Omer m’a tuer… ou Moi-Même en Personne

Christian Abry

Résumé

Il faut prendre acte de l’ubiquité de « Moi-Même » dans la tradition orale – un fait établi depuis la monographie comparative finlandaise de Hackman (1904) – là où Homère fait dire à Ulysse l’hapax « Personne ». Ainsi Autos, Atos ou Apatos, en dépit du prestige de l’Outis d’Homère, sont bien présents en Grèce dans la tradition orale contemporaine.
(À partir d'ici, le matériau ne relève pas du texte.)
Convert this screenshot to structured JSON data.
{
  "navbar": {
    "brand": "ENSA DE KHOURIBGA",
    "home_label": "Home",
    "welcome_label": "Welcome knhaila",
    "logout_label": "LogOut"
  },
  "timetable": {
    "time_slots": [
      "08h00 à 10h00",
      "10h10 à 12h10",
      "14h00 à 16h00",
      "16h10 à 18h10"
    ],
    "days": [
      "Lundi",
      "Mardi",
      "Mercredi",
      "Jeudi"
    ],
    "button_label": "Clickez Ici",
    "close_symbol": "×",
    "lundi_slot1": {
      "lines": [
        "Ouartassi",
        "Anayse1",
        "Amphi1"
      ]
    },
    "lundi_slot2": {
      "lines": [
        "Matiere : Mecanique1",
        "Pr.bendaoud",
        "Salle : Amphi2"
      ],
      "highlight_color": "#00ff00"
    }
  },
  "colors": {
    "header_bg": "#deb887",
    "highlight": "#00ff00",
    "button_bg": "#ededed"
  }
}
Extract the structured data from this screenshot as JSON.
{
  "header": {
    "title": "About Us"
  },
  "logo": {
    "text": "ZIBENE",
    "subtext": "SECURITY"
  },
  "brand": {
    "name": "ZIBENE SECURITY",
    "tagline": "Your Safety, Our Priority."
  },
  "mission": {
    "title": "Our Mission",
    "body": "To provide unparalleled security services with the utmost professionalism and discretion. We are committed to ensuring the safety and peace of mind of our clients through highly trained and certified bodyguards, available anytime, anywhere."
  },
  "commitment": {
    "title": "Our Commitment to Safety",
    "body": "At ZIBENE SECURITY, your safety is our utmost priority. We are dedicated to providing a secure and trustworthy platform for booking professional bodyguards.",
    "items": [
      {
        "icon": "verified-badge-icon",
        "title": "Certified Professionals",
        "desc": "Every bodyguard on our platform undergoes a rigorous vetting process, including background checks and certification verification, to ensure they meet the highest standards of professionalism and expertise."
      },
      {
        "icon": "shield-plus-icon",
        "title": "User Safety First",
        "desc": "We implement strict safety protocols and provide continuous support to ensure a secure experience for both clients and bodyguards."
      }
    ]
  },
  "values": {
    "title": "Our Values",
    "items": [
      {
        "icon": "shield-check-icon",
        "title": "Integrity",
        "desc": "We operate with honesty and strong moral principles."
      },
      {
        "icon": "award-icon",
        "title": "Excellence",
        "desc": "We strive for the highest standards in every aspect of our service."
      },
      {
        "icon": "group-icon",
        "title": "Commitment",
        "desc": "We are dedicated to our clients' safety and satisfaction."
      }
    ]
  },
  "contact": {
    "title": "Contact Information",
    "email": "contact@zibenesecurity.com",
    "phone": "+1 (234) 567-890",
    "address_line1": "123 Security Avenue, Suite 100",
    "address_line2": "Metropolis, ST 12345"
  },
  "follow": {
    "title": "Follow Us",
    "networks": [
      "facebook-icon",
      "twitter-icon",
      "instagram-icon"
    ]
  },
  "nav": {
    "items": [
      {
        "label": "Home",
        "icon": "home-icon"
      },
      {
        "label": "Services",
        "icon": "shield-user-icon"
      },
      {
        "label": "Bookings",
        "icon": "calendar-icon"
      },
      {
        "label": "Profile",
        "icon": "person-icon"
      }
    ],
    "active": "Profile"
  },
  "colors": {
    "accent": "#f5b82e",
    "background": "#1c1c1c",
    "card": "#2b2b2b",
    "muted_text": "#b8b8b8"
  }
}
Et pourtant, à notre connaissance, personne n’a encore écrit « Ulysse en Moi-Même ». Récemment, en 1997, J.-P. Vernant a résumé dans son ouverture « Ulysse en Personne », les jeux de mots outis/Outis et Outis/mêtis. Le dispositif rusé dont se félicitera explicitement Ulysse (poly) métis est au sens propre très sophistiqué. Alors que « Moi-Même » est une ruse encore plus ridiculisante pour le dupé – « encore plus naturelle », selon Germain – que « Personne », quel est le bénéfice pour un récit légendaire de Polyphème de se décliner en Outis plutôt qu’en Autos, ce qui implique de mémoriser un dispositif aussi sophistiqué ? Si ce n’était pour épater un public tout autant sophistiqué ? Dans sa contribution à la typologie et à l’histoire de l’art verbal de l’humanité, Meletinsky, demeuré tout aussi stadialiste que son maître Propp, pense toujours que le Trickster est bien le personnage le plus archaïque de cette tradition. Du point de vue de la psychologie cognitive comparée, développementale et évolutionnaire, on peut penser que la ruse traditionnelle de « Moi-Même », qui a pour milieu narratif les êtres sauvages, ici celui des Cyclopes, met au narratif leur manque de « Théorie de l’esprit ». Et ceci sur un point où elle est un pré-requis pour l’utilisation des indexicaux de la personne, ce que réussit le petit être humain non autiste qui parvient à maîtriser son langage.